As an elder sister, I took care that my younger siblings would not be subject to misinformation. However, I knew that with the easy access of the internet and the widespread accessibility of flagrant movies and video clips, information might be acquired even earlier. I anticipated the gossip, which usually starts around age ten, and tried to educate my sister on the upcoming phases she might encounter by providing guidance and encouraging her to avoid girls’ sex-related gossip. With my younger brother, it was harder to give advice. However, when he entered puberty, I intended to be frank with him. I first gave him online articles about puberty and masturbation. I then initiated an indirect conversation to let him know that masturbation is not an outlet for desire. My urologist dad and my general practitioner elder brother helped make my mission with my younger brother even easier.

As a mother, I intend to introduce sex education gradually to my kids. Sex, as an important part of human life, should not be left to ignorance. Merging the scientific facts of procreation with religious precepts provides the best approach, leaving no place for embarrassment. For children, the introduction to sex starts with the simple biological description of the male versus female organs.
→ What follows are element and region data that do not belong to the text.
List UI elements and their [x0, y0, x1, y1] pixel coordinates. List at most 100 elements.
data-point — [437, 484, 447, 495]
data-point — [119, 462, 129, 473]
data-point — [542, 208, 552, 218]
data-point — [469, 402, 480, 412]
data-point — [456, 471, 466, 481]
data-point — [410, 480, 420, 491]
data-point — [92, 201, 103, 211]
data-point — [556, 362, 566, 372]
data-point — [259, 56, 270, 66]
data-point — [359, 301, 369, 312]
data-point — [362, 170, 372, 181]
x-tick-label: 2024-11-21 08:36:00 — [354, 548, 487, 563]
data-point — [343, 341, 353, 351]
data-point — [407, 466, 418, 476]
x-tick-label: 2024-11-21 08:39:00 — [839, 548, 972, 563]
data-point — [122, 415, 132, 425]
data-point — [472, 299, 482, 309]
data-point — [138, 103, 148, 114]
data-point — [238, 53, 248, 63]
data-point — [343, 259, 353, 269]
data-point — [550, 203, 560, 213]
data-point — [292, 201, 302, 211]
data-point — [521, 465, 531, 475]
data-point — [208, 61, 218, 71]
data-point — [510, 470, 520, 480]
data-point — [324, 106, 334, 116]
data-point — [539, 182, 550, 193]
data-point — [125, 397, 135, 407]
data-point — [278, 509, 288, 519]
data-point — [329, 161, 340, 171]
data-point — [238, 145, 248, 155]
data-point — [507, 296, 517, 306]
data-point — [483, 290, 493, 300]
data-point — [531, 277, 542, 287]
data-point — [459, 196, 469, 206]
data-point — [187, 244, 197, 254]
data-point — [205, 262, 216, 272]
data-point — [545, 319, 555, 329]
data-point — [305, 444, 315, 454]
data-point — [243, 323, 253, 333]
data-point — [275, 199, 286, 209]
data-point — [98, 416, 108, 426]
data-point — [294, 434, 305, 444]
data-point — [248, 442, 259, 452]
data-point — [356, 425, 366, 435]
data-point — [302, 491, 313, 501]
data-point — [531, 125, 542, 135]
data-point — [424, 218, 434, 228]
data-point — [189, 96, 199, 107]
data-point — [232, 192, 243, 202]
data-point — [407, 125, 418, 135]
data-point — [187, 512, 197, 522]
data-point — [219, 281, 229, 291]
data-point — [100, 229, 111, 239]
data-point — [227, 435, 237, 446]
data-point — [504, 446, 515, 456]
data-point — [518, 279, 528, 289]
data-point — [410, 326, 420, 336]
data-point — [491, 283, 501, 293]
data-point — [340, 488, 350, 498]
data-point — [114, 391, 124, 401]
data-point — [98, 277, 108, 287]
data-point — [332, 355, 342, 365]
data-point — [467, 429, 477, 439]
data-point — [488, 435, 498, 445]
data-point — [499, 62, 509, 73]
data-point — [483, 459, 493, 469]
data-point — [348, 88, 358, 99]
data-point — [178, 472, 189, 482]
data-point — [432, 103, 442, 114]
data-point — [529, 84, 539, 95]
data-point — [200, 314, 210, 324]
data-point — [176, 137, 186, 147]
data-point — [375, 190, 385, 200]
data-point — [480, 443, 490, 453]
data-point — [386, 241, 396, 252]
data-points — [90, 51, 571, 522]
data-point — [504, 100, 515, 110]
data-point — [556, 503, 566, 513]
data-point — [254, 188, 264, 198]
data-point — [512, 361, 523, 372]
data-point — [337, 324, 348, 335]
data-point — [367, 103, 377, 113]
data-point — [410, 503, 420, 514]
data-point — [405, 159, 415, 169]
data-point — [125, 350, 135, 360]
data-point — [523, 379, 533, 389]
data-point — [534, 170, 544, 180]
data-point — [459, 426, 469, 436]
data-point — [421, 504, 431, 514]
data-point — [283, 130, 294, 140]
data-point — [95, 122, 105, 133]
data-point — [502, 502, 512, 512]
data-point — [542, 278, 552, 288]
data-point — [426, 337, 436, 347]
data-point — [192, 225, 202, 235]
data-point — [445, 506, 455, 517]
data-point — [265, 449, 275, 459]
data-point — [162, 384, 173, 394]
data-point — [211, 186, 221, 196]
With the onset of puberty, the desire element should be introduced together with a practical overview of what should and should not be done. This is the time when topics such as masturbation and gossip should be dealt with. I know it is easier said than done, but it is crucial to let kids know that sex is something vital and good. However, it is also to be kept private and is not a subject to discuss among friends.

As my kids grow older, I know my mission will be more challenging. But I would love my kids to have open minds and embrace the science of the West as well as the bashfulness of the East.

8 COMMENTS

  1. Great article Imane! I too am pretty open minded about these issues. At the same time, I can’t fathom the idea of speaking to my children when they are a little older….it’s going to be difficult but I know it’s something I MUST do. Thanks for sharing!

  2. OMG Mastrubation is not an outlet for his desires?? Like the poor boy is going to follow that up mastrubation is normal get over it geez.

  3. “I then initiated an indirect conversation to let him know that masturbation is not an outlet for desire.”

    I don’t understand how telling an adolescent boy he shouldn’t masturbate is a good idea. If he does it in private and no one can see him, I see it *reducing* his overall desire… It can be a good way for him to control himself and his desires, so that they don’t get out of hand. (I truly did not mean that pun. Sorry).

  4. I did not say that masturbation is an outlet for desire, on the contrary, I totally reject the act. The idea is to try some indirect conversations with adolescents about such embarrasing issues so that they know what is right and what is wrong.

  5. I think Jane’s opinion is that it should be an outlet so it doesn’t get pent-up inside him. Considering the movie 678 it might be a good idea to promote this.